Le plan a le mérite de soulever la question de la conciliation entre parentalité et travail en Italie comme le souligne le journal «
Il fatto Quotidiano »,
« L'Italie est troisième plus mauvais pays européen en ce qui concerne l'emploi des femmes ». Et dans un pays où près de 39 % des 20/24 ans et 18 % des 25-35 ans est au chômage, les jeunes pressés par l’État de devenir parents renâclent.

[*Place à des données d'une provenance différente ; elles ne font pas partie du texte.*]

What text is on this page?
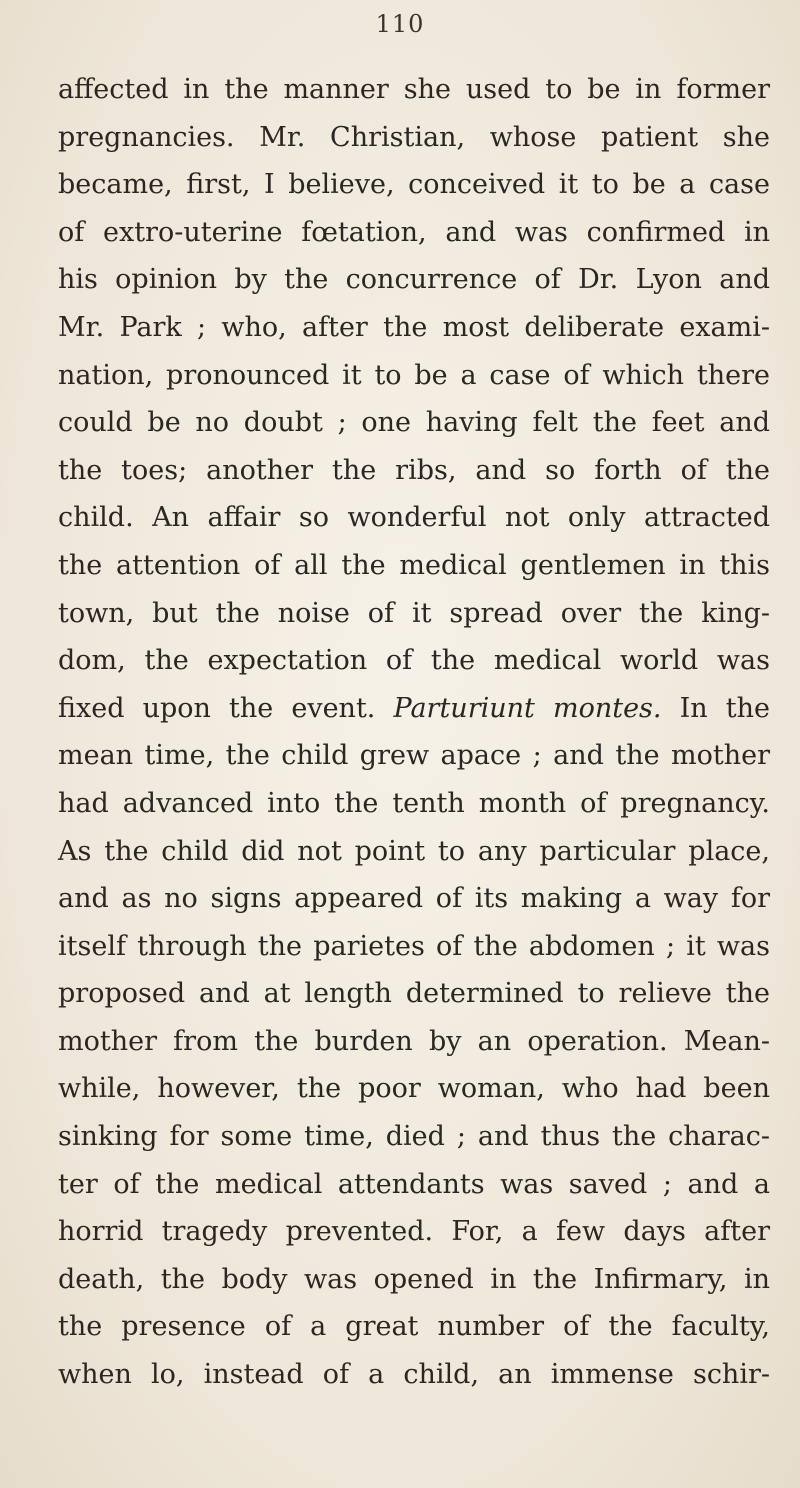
110
affected in the manner she used to be in former
pregnancies. Mr. Christian, whose patient she
became, first, I believe, conceived it to be a case
of extro-uterine fœtation, and was confirmed in
his opinion by the concurrence of Dr. Lyon and
Mr. Park ; who, after the most deliberate exami-
nation, pronounced it to be a case of which there
could be no doubt ; one having felt the feet and
the toes; another the ribs, and so forth of the
child. An affair so wonderful not only attracted
the attention of all the medical gentlemen in this
town, but the noise of it spread over the king-
dom, the expectation of the medical world was
fixed upon the event. Parturiunt montes. In the
mean time, the child grew apace ; and the mother
had advanced into the tenth month of pregnancy.
As the child did not point to any particular place,
and as no signs appeared of its making a way for
itself through the parietes of the abdomen ; it was
proposed and at length determined to relieve the
mother from the burden by an operation. Mean-
while, however, the poor woman, who had been
sinking for some time, died ; and thus the charac-
ter of the medical attendants was saved ; and a
horrid tragedy prevented. For, a few days after
death, the body was opened in the Infirmary, in
the presence of a great number of the faculty,
when lo, instead of a child, an immense schir-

Précarité versus fertilité
Un jeune papa a tenu à exprimer son exaspération
dans une lettre ouverte à la ministre.
« Ceux qui travaillent au noir, ont des contrats temporaires ou un salaire bas, ne reçoivent rien [de l’État lors d'une naissance, ndlr]. Si tu ne travailles pas, débrouille-toi, cela veut dire que tu as du temps pour t'occuper de ton gamin. Si tu dois chercher un emploi, passer un entretien ou aller faire une visite médicale, accroche-toi. » Il préférerait que le gouvernement promeuve une
« journée nationale des transports publics efficaces, des crèches gratuites, une journée du revenu minimum garanti, de la santé et de l'école publique et gratuite... ». Suite à ces réactions massivement négatives, la ministre Beatrice Laurenzin, lâchée aussi par le Premier ministre Matteo Renzi, a décidé de revoir la campagne d'affichage mais pas le plan, annonçait-elle sur twitter.
« La campagne n'a pas plu, on en fera une autre. Il ne s'agit pas que de deux affiches, il en va de la santé des Italiens. » Ce n'est pas une invitation à être enceinte...
Beatrice Lorenzin
Dans le récit en images de François Beaudonnet, correspondant de France Télévison à Rome, Beatrice Lorenzin, ministre de la Santé enfonce le clou, un peu confusément : "Ce n'est pas une invitation à être enceinte, mais une prise de conscience du problème de la fertilité. L'Italie doit assumer d'être un pays qui ne fait plus d'enfant."…
On change la forme mais pas le fond... A suivre donc.